Early Mother's Day celebrations can be dated back to the spring celebrations to honor Rhea, the Mother of the Gods, in ancient Greek civilization, according to some sources. Later, Mothering Sunday in the United Kingdom was traditionally a day for people to visit the church where they were baptized, although it now also celebrates motherhood in modern times.
The modern-day origins of Mother's Day can be attributed to two women – Julia Ward Howe and Anna Jarvis, who were important in establishing the tradition in the United States. Around 1870, Julia Ward Howe called for Mother's Day to be celebrated each year. It continued to be held in Boston for about 10 years under her sponsorship, but died out after that. Other sources say that Juliet Calhoun Blakely initiated Mother’s Day in Albion, Michigan, in the late 1800s. Her sons paid tribute to her each year and urged others to honour their mothers.
In 1907, Anna Jarvis held a private Mother's Day celebration in memory of her mother, Ann Jarvis, in Grafton, West Virginia. In 1908, she played a key role in arranging a church service that attracted 407 children and their mothers. A Mother’s Day International Association was founded in 1912 to promote the holiday in other countries. Mother’s Day has grown increasingly popular since then.
Mothers play a critical role in the family, which is a powerful force for social cohesion and integration. The mother-child relationship is vital for the healthy development of children. And mothers are not only caregivers; they are also breadwinners for their families. Yet women continue to face major ‑‑ and even life-threatening ‑‑ challenges in motherhood in the developing world.
Improving maternal health is the Millennium Development Goal on which the least progress has been made. A woman in a least-developed country is 300 times more likely to die in childbirth or from pregnancy-related complications than a woman in a developed country. We must make pregnancy and childbirth safer by enabling health systems to provide family planning, skilled attendance at birth and emergency obstetric care.
While Canada has been blessed with little to no anxiety over childbirth, this is not the case within many developing countries such as Malawi. According to WHO, every day around 830 women worldwide succumb to preventable complications following their pregnancy or childbirth. Infections, bleeding and other threats during the birthing process are among the leading causes of maternal death; 99% of which occur in developing countries. Whether it is because of poverty, distance, low level of knowledge or inadequate services, mothers and children are needlessly suffering, and it is EICs promise to help.

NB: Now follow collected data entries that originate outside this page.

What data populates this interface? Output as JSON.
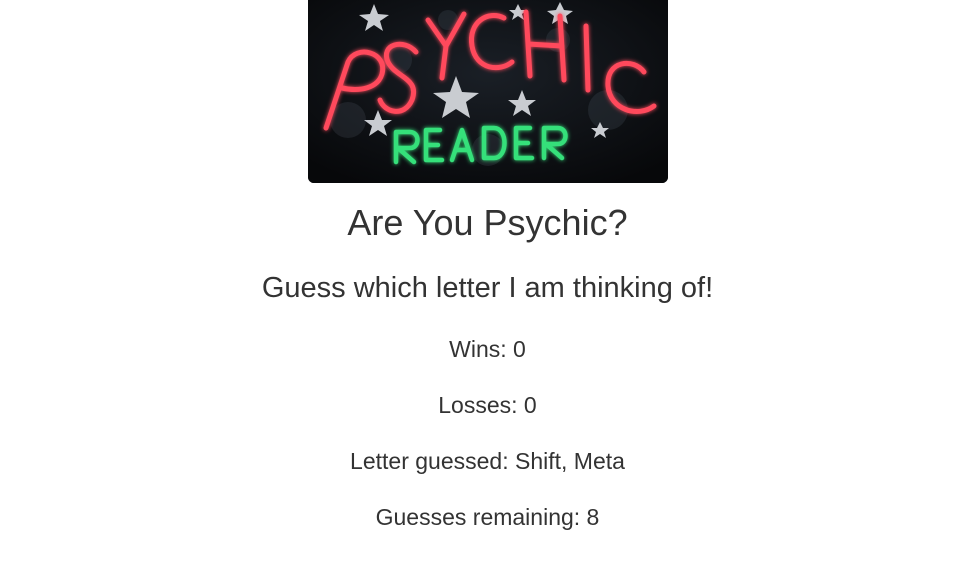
{
  "banner": {
    "line1": "PSYCHIC",
    "line2": "READER",
    "colors": {
      "background": "#0b0d10",
      "neon_red": "#ff4a5c",
      "neon_green": "#36e07a",
      "silver": "#c9ccd1"
    }
  },
  "header": {
    "title": "Are You Psychic?",
    "subtitle": "Guess which letter I am thinking of!"
  },
  "stats": {
    "wins": "Wins: 0",
    "losses": "Losses: 0",
    "letters_guessed": "Letter guessed: Shift, Meta",
    "guesses_remaining": "Guesses remaining: 8"
  }
}
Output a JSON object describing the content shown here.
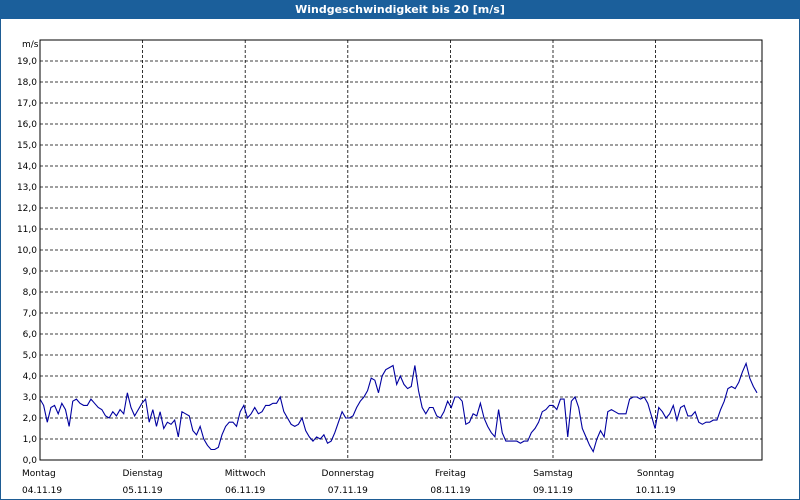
{
  "window": {
    "title": "Windgeschwindigkeit bis 20 [m/s]"
  },
  "colors": {
    "titlebar": "#1b5f9b",
    "line": "#0000a0",
    "grid": "#000000"
  },
  "chart_data": {
    "type": "line",
    "title": "Windgeschwindigkeit bis 20 [m/s]",
    "ylabel": "m/s",
    "ylim": [
      0,
      20
    ],
    "grid": true,
    "y_ticks": [
      "0,0",
      "1,0",
      "2,0",
      "3,0",
      "4,0",
      "5,0",
      "6,0",
      "7,0",
      "8,0",
      "9,0",
      "10,0",
      "11,0",
      "12,0",
      "13,0",
      "14,0",
      "15,0",
      "16,0",
      "17,0",
      "18,0",
      "19,0"
    ],
    "x_days": [
      {
        "weekday": "Montag",
        "date": "04.11.19"
      },
      {
        "weekday": "Dienstag",
        "date": "05.11.19"
      },
      {
        "weekday": "Mittwoch",
        "date": "06.11.19"
      },
      {
        "weekday": "Donnerstag",
        "date": "07.11.19"
      },
      {
        "weekday": "Freitag",
        "date": "08.11.19"
      },
      {
        "weekday": "Samstag",
        "date": "09.11.19"
      },
      {
        "weekday": "Sonntag",
        "date": "10.11.19"
      }
    ],
    "series": [
      {
        "values": [
          2.9,
          2.6,
          1.8,
          2.5,
          2.6,
          2.2,
          2.7,
          2.4,
          1.6,
          2.8,
          2.9,
          2.7,
          2.6,
          2.6,
          2.9,
          2.7,
          2.5,
          2.4,
          2.1,
          2.0,
          2.3,
          2.1,
          2.4,
          2.2,
          3.2,
          2.5,
          2.1,
          2.4,
          2.7,
          2.9,
          1.8,
          2.4,
          1.6,
          2.3,
          1.5,
          1.8,
          1.7,
          1.9,
          1.1,
          2.3,
          2.2,
          2.1,
          1.4,
          1.2,
          1.6,
          1.0,
          0.7,
          0.5,
          0.5,
          0.6,
          1.2,
          1.6,
          1.8,
          1.8,
          1.6,
          2.3,
          2.6,
          2.0,
          2.2,
          2.5,
          2.2,
          2.3,
          2.6,
          2.6,
          2.7,
          2.7,
          3.0,
          2.3,
          2.0,
          1.7,
          1.6,
          1.7,
          2.0,
          1.4,
          1.1,
          0.9,
          1.1,
          1.0,
          1.2,
          0.8,
          0.9,
          1.3,
          1.8,
          2.3,
          2.0,
          2.0,
          2.1,
          2.5,
          2.8,
          3.0,
          3.3,
          3.9,
          3.8,
          3.2,
          4.0,
          4.3,
          4.4,
          4.5,
          3.6,
          4.0,
          3.6,
          3.4,
          3.5,
          4.5,
          3.3,
          2.5,
          2.2,
          2.5,
          2.5,
          2.1,
          2.0,
          2.3,
          2.8,
          2.5,
          3.0,
          3.0,
          2.8,
          1.7,
          1.8,
          2.2,
          2.1,
          2.7,
          2.0,
          1.6,
          1.3,
          1.1,
          2.4,
          1.3,
          0.9,
          0.9,
          0.9,
          0.9,
          0.8,
          0.9,
          0.9,
          1.3,
          1.5,
          1.8,
          2.3,
          2.4,
          2.6,
          2.6,
          2.4,
          2.9,
          2.9,
          1.1,
          2.8,
          3.0,
          2.5,
          1.5,
          1.1,
          0.7,
          0.4,
          1.0,
          1.4,
          1.1,
          2.3,
          2.4,
          2.3,
          2.2,
          2.2,
          2.2,
          2.9,
          3.0,
          3.0,
          2.9,
          3.0,
          2.7,
          2.1,
          1.5,
          2.5,
          2.3,
          2.0,
          2.2,
          2.6,
          1.9,
          2.5,
          2.6,
          2.1,
          2.1,
          2.3,
          1.8,
          1.7,
          1.8,
          1.8,
          1.9,
          1.9,
          2.4,
          2.8,
          3.4,
          3.5,
          3.4,
          3.7,
          4.2,
          4.6,
          3.9,
          3.5,
          3.2
        ]
      }
    ]
  }
}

Educating men, women and the youth about the many ways in which they can improve and maintain maternal health is among the first steps to save countless lives. As more communities become aware of the opportunities and necessity for a project like PROMISE, more lives can be saved. Our target areas experience a low level of knowledge of the safest, most hygienic and healthiest ways to care for a baby. In fact, many do not realize that there are safer methods available to them! Because of this, the country experiences a lack of skilled workers, infrastructure and transport in regards to maternal and child health. The need is evidently great; there are many women and children who need this kind of promise.
And so, in light of this, EIC takes on this PROMISE project towards greater maternal health. Our hopes and prayers stay with all those in Malawi and Canada who are involved with the teaching and implementation of this project, as well as the thousands of recipients. The need to lower the devastating statistics regarding poor maternal health is great, and PROMISE is a vow to do all that is possible to help preserve that precious life. As we see it, this is a promise worth keeping for all mothers.